I just competed reading a rather excellent and thorough document from the Office of Governmentwide Policy, General Services Administration (GSA). It’s title, “Implementing New Media (Web 2.0) Capabilities in the .Gov Environment and Government Use Elsewhere“, and breadth of content includes the most important issues raised and (partially) addressed when attempting to use Web 2.0 / New Media.
It should serve as an outstanding baseline for the development of the Open Government Directive, if the document itself doesn’t not become one in the same.
With Web 2.0, execution of existing policy and guidelies are often at odds with emerging technologies, or at the very least, makes it much more difficult to innovate resulting in the beauracracy the government is known and loved for.

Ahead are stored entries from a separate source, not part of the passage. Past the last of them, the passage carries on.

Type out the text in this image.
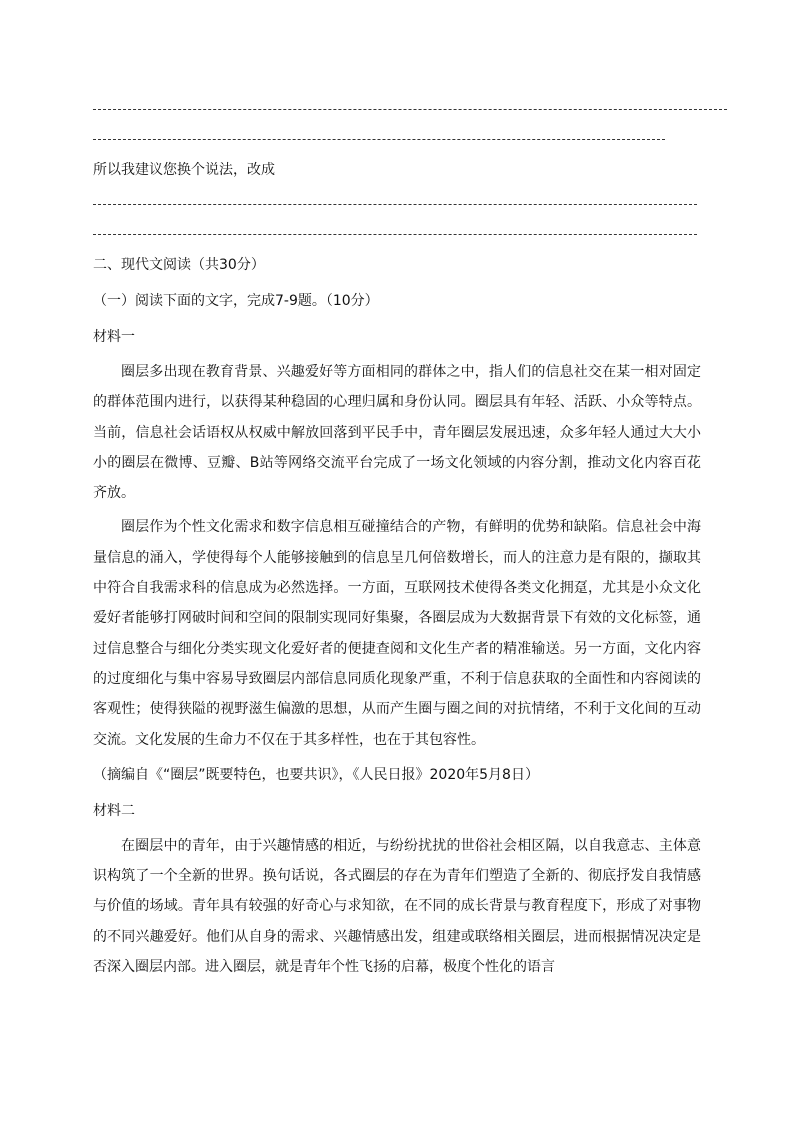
所以我建议您换个说法，改成
二、现代文阅读（共30分）
（一）阅读下面的文字，完成7-9题。（10分）
材料一

圈层多出现在教育背景、兴趣爱好等方面相同的群体之中，指人们的信息社交在某一相对固定的群体范围内进行，以获得某种稳固的心理归属和身份认同。圈层具有年轻、活跃、小众等特点。当前，信息社会话语权从权威中解放回落到平民手中，青年圈层发展迅速，众多年轻人通过大大小小的圈层在微博、豆瓣、B站等网络交流平台完成了一场文化领域的内容分割，推动文化内容百花齐放。

圈层作为个性文化需求和数字信息相互碰撞结合的产物，有鲜明的优势和缺陷。信息社会中海量信息的涌入，学使得每个人能够接触到的信息呈几何倍数增长，而人的注意力是有限的，撷取其中符合自我需求科的信息成为必然选择。一方面，互联网技术使得各类文化拥趸，尤其是小众文化爱好者能够打网破时间和空间的限制实现同好集聚，各圈层成为大数据背景下有效的文化标签，通过信息整合与细化分类实现文化爱好者的便捷查阅和文化生产者的精准输送。另一方面，文化内容的过度细化与集中容易导致圈层内部信息同质化现象严重，不利于信息获取的全面性和内容阅读的客观性；使得狭隘的视野滋生偏激的思想，从而产生圈与圈之间的对抗情绪，不利于文化间的互动交流。文化发展的生命力不仅在于其多样性，也在于其包容性。

（摘编自《“圈层”既要特色，也要共识》，《人民日报》2020年5月8日）
材料二

在圈层中的青年，由于兴趣情感的相近，与纷纷扰扰的世俗社会相区隔，以自我意志、主体意识构筑了一个全新的世界。换句话说，各式圈层的存在为青年们塑造了全新的、彻底抒发自我情感与价值的场域。青年具有较强的好奇心与求知欲，在不同的成长背景与教育程度下，形成了对事物的不同兴趣爱好。他们从自身的需求、兴趣情感出发，组建或联络相关圈层，进而根据情况决定是否深入圈层内部。进入圈层，就是青年个性飞扬的启幕，极度个性化的语言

Agencies may be able to get a handle on the regulations, configurations and method of use for services they host themselves (which the guide, in general, states are all the same regulations used for Web 1.0),
However, the true difficulty with Web 2.0 is the “Government Use Elsewhere” part of the title (and contents) because what has all of us scratching are heads about how and who will go first and officially try to leverage commercially developed social media and networking sites (the Facebooks, the Twitters, blogs, the GovLoop 🙂 ) designed for use by any/all people across the globe with a minimal amount of negotiating and modifications from each side’s legal teams and security/information assurance interests. Web 2.0 commercial sites are certainly not specifically designed (nor ready) for U.S. Federal government restrictions.

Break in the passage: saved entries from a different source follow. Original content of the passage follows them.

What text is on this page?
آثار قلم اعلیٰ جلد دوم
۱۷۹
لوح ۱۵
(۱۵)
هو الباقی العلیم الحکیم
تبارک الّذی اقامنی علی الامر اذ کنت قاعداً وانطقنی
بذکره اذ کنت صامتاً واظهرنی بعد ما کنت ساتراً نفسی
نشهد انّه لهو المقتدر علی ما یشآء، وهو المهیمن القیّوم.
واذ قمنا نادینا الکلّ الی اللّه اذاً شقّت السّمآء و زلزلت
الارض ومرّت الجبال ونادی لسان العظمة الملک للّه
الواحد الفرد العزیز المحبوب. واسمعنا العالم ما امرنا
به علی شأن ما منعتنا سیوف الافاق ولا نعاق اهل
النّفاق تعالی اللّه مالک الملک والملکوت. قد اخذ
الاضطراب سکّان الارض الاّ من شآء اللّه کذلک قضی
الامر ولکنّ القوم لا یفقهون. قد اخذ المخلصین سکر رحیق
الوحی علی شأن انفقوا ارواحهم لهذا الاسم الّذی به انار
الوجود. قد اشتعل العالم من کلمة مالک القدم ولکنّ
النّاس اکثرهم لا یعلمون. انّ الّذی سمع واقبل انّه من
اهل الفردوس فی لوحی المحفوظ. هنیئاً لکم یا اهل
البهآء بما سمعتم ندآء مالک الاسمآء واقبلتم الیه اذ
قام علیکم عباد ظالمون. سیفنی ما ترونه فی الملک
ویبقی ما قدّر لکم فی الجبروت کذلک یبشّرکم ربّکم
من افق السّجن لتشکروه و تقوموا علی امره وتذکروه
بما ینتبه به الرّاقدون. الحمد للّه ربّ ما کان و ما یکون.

The unique aspects of this most difficult area is mainly discussed in the document’s last section “Section 19.0 – Other Legal Issues” and may not go far enough in provide guidance at the actionable and short turnaround level. Agencies may looking for a higher power (OMB and/or GSA) to negotiate through these issues on behalf of all agencies.
With Web 2.0, it may now be most appropriate to consider an “Information Dissemination Line of Business (InfoLOB)” that would work towards two main goals:
Information Dissemination Line of Business (InfoLOB)
… Addressing the Legal, Security, Privacy (and other appropriate) issues for government use of commercial New Media sites.
… Identify and support the development of Information Dissemination “Centers of Excellence” that would provide web hosting services, enterprise content management, and potentially web development services for numerous agencies through a shared services model.